Пахло старостью и всеми ее побочными явлениями, дешевым мылом и мазью грушанки, спиртом и детским питанием, и поверх всего реял острый запах мочи. Хэнк сморщил нос от омерзения. Но, с другой стороны, подумал он, почему бы старикам не жить в своем старом мире, а новорожденным, мамам и прочим – в новом?
– Да… полагаю, он уже не мальчик.
Сестра остановилась у самой последней двери.
– Мы предоставили ему одноместную палату. Сейчас у него мистер Стоукс.
– Она понизила голос до пронзительного шепота: – Я знаю, что вы просили пока никого к нему не пускать, но я подумала… ну Боже ж мой, они такие старые друзья, что в этом может быть плохого? – Она улыбнулась, распахнула дверь и объявила: – Еще посетитель, мистер Стампер.
С подушки поднимается осунувшееся лицо, обрамленное седой гривой, и разражается гоготом.

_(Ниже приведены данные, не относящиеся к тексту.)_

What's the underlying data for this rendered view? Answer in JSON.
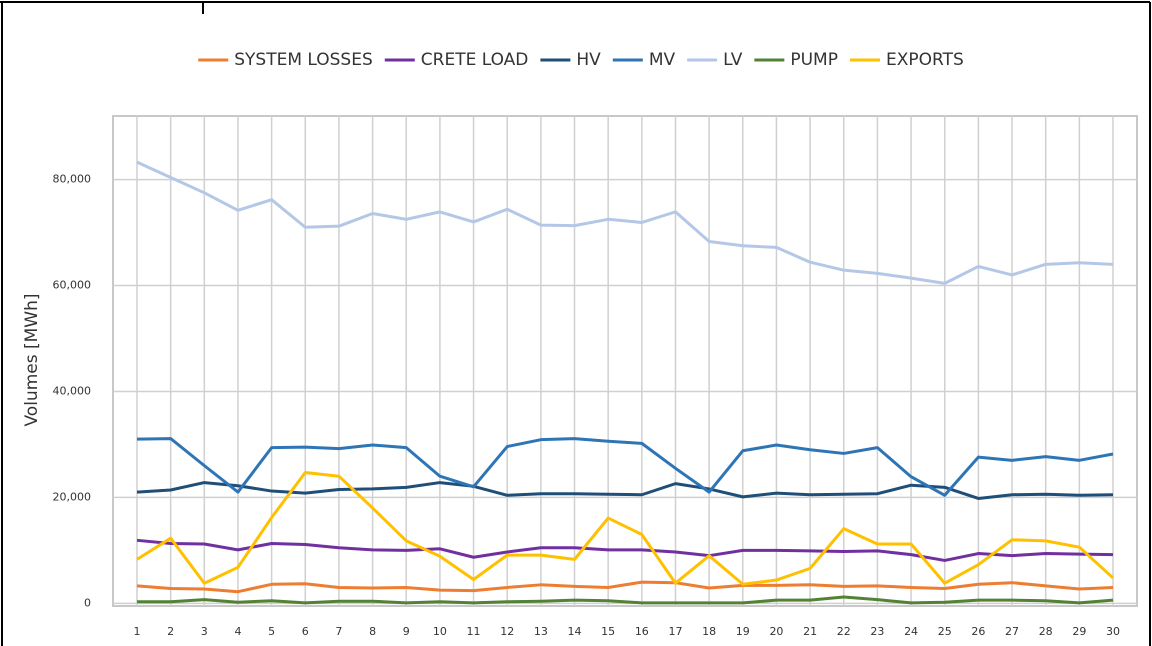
{
  "chart_data": {
    "type": "line",
    "y_label": "Volumes [MWh]",
    "categories": [
      "1",
      "2",
      "3",
      "4",
      "5",
      "6",
      "7",
      "8",
      "9",
      "10",
      "11",
      "12",
      "13",
      "14",
      "15",
      "16",
      "17",
      "18",
      "19",
      "20",
      "21",
      "22",
      "23",
      "24",
      "25",
      "26",
      "27",
      "28",
      "29",
      "30"
    ],
    "ylim": [
      -500,
      92000
    ],
    "yticks": [
      0,
      {
        "value": 20000,
        "label": "20,000"
      },
      {
        "value": 40000,
        "label": "40,000"
      },
      {
        "value": 60000,
        "label": "60,000"
      },
      {
        "value": 80000,
        "label": "80,000"
      }
    ],
    "grid": true,
    "legend": "top",
    "series": [
      {
        "name": "SYSTEM LOSSES",
        "color": "#ed7d31",
        "values": [
          3300,
          2800,
          2700,
          2200,
          3600,
          3700,
          3000,
          2900,
          3000,
          2500,
          2400,
          3000,
          3500,
          3200,
          3000,
          4000,
          3900,
          2900,
          3400,
          3400,
          3500,
          3200,
          3300,
          3000,
          2800,
          3600,
          3900,
          3300,
          2700,
          3000
        ]
      },
      {
        "name": "CRETE LOAD",
        "color": "#7030a0",
        "values": [
          11900,
          11300,
          11200,
          10100,
          11300,
          11100,
          10500,
          10100,
          10000,
          10300,
          8700,
          9700,
          10500,
          10500,
          10100,
          10100,
          9700,
          9000,
          10000,
          10000,
          9900,
          9800,
          9900,
          9200,
          8100,
          9400,
          9000,
          9400,
          9300,
          9200
        ]
      },
      {
        "name": "HV",
        "color": "#1f4e79",
        "values": [
          21000,
          21400,
          22800,
          22200,
          21200,
          20800,
          21500,
          21600,
          21900,
          22800,
          22100,
          20400,
          20700,
          20700,
          20600,
          20500,
          22600,
          21600,
          20100,
          20800,
          20500,
          20600,
          20700,
          22300,
          21900,
          19800,
          20500,
          20600,
          20400,
          20500
        ]
      },
      {
        "name": "MV",
        "color": "#2e75b6",
        "values": [
          31000,
          31100,
          26000,
          21000,
          29400,
          29500,
          29200,
          29900,
          29400,
          24000,
          22000,
          29600,
          30900,
          31100,
          30600,
          30200,
          25500,
          21000,
          28800,
          29900,
          29000,
          28300,
          29400,
          23900,
          20400,
          27600,
          27000,
          27700,
          27000,
          28200
        ]
      },
      {
        "name": "LV",
        "color": "#b4c7e7",
        "values": [
          83300,
          80400,
          77500,
          74200,
          76200,
          71000,
          71200,
          73600,
          72500,
          73900,
          72000,
          74400,
          71400,
          71300,
          72500,
          71900,
          73900,
          68300,
          67500,
          67200,
          64400,
          62900,
          62300,
          61400,
          60400,
          63600,
          62000,
          64000,
          64300,
          64000
        ]
      },
      {
        "name": "PUMP",
        "color": "#548235",
        "values": [
          300,
          300,
          700,
          200,
          500,
          100,
          400,
          400,
          100,
          300,
          100,
          300,
          400,
          600,
          500,
          100,
          100,
          100,
          100,
          600,
          600,
          1200,
          700,
          100,
          200,
          600,
          600,
          500,
          100,
          600
        ]
      },
      {
        "name": "EXPORTS",
        "color": "#ffc000",
        "values": [
          8300,
          12300,
          3800,
          6800,
          16200,
          24700,
          24000,
          18000,
          11800,
          8900,
          4500,
          9100,
          9100,
          8300,
          16100,
          13000,
          3800,
          9000,
          3600,
          4400,
          6600,
          14100,
          11200,
          11200,
          3800,
          7300,
          12000,
          11800,
          10600,
          4800
        ]
      }
    ]
  }
}
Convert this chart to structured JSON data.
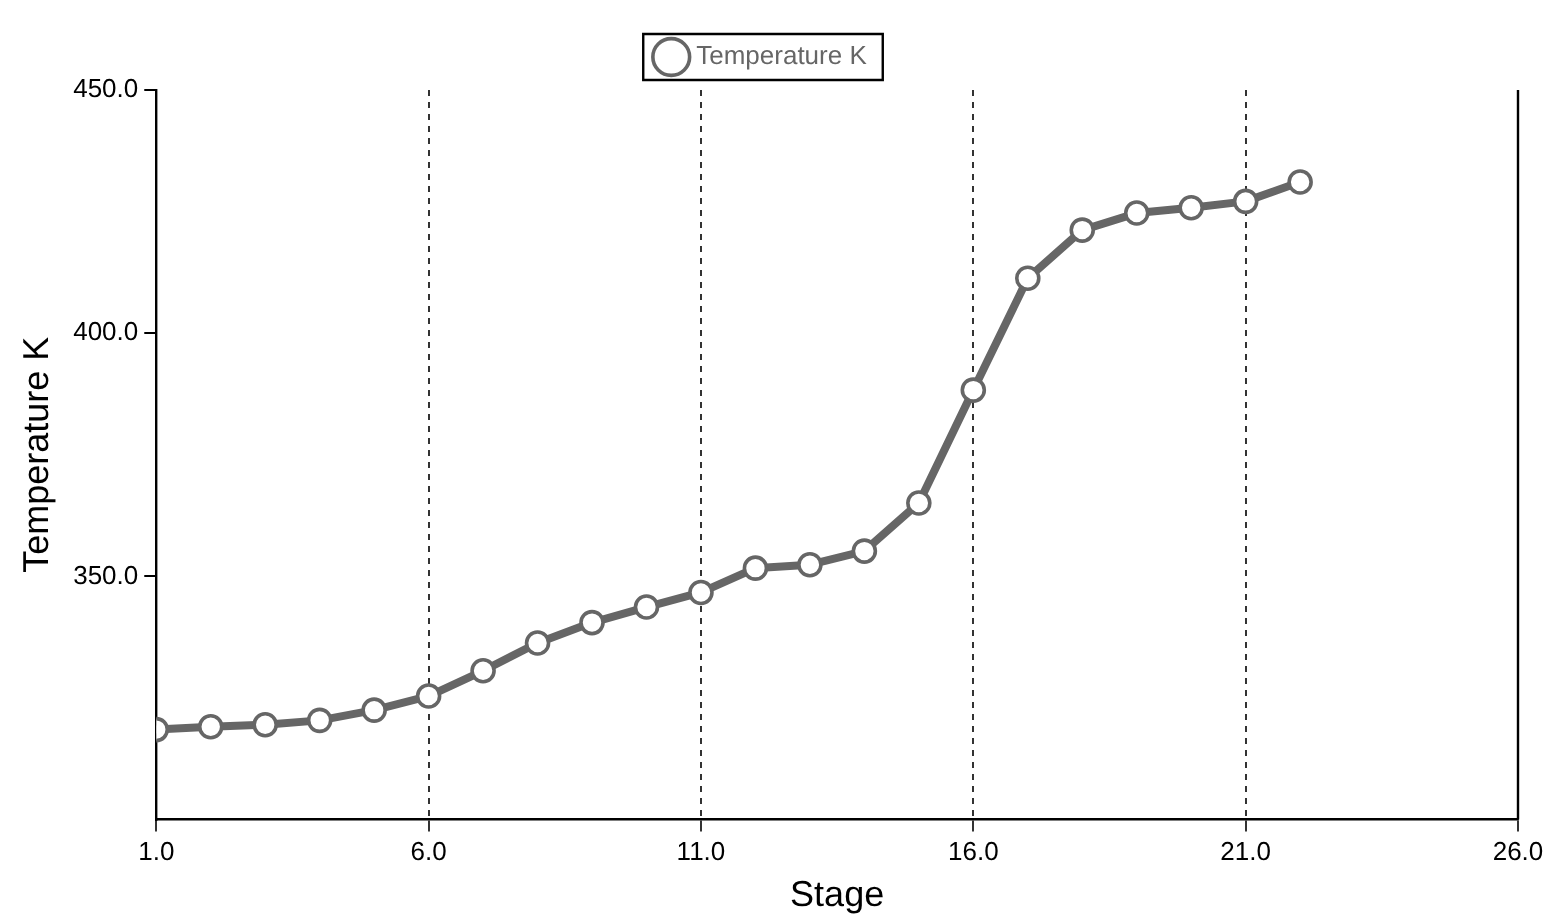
{
  "chart_data": {
    "type": "line",
    "xlabel": "Stage",
    "ylabel": "Temperature K",
    "x": [
      1,
      2,
      3,
      4,
      5,
      6,
      7,
      8,
      9,
      10,
      11,
      12,
      13,
      14,
      15,
      16,
      17,
      18,
      19,
      20,
      21,
      22
    ],
    "series": [
      {
        "name": "Temperature K",
        "color": "#666666",
        "values": [
          318.5,
          319.1,
          319.5,
          320.4,
          322.5,
          325.4,
          330.6,
          336.3,
          340.5,
          343.7,
          346.7,
          351.7,
          352.4,
          355.2,
          365.1,
          388.3,
          411.3,
          421.2,
          424.7,
          425.8,
          427.1,
          431.1
        ]
      }
    ],
    "xlim": [
      1,
      26
    ],
    "xticks": [
      {
        "value": 1,
        "label": "1.0"
      },
      {
        "value": 6,
        "label": "6.0"
      },
      {
        "value": 11,
        "label": "11.0"
      },
      {
        "value": 16,
        "label": "16.0"
      },
      {
        "value": 21,
        "label": "21.0"
      },
      {
        "value": 26,
        "label": "26.0"
      }
    ],
    "ylim": [
      300,
      450
    ],
    "yticks": [
      {
        "value": 350,
        "label": "350.0"
      },
      {
        "value": 400,
        "label": "400.0"
      },
      {
        "value": 450,
        "label": "450.0"
      }
    ],
    "grid": "x",
    "legend": "top",
    "marker": "circle",
    "line_style": "solid"
  }
}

– Ну и ну, а я уж начал думать, что все мои решили, что я сдох. Садись, сынок. Садись. Постой. Тут у меня старина Боки. Подбадривает меня, как добрая душа.
– Здравствуй, Хэнк. Прими мои соболезнования. – Старческая рука дотрагивается до Хэнка с шуршащим, пергаментным звуком и тут же резко отдергивается, чтобы прикрыть привычный кашель. Хэнк смотрит на отца.
– Как ты, папа?
– Так себе, Хэнк, так себе. – Он тоскливо прикрывает унылые глаза. – Док говорит, что мне не скоро удастся вернуться на работу, может, даже очень не скоро… – И вдруг глаза снова вспыхивают упрямым зеленым огнем. – Но он считает, что через неделю я уже смогу играть на скрипке. Да, сй-йи-хи-хо-йихи-хо! Берегись, Бони, они так накачали меня наркотиками, что я стал опасен.
– Ты бы лучше успокоился, Генри, – произносит Бони сквозь пальцы, которыми все еще прикрывает узкую щель своего рта.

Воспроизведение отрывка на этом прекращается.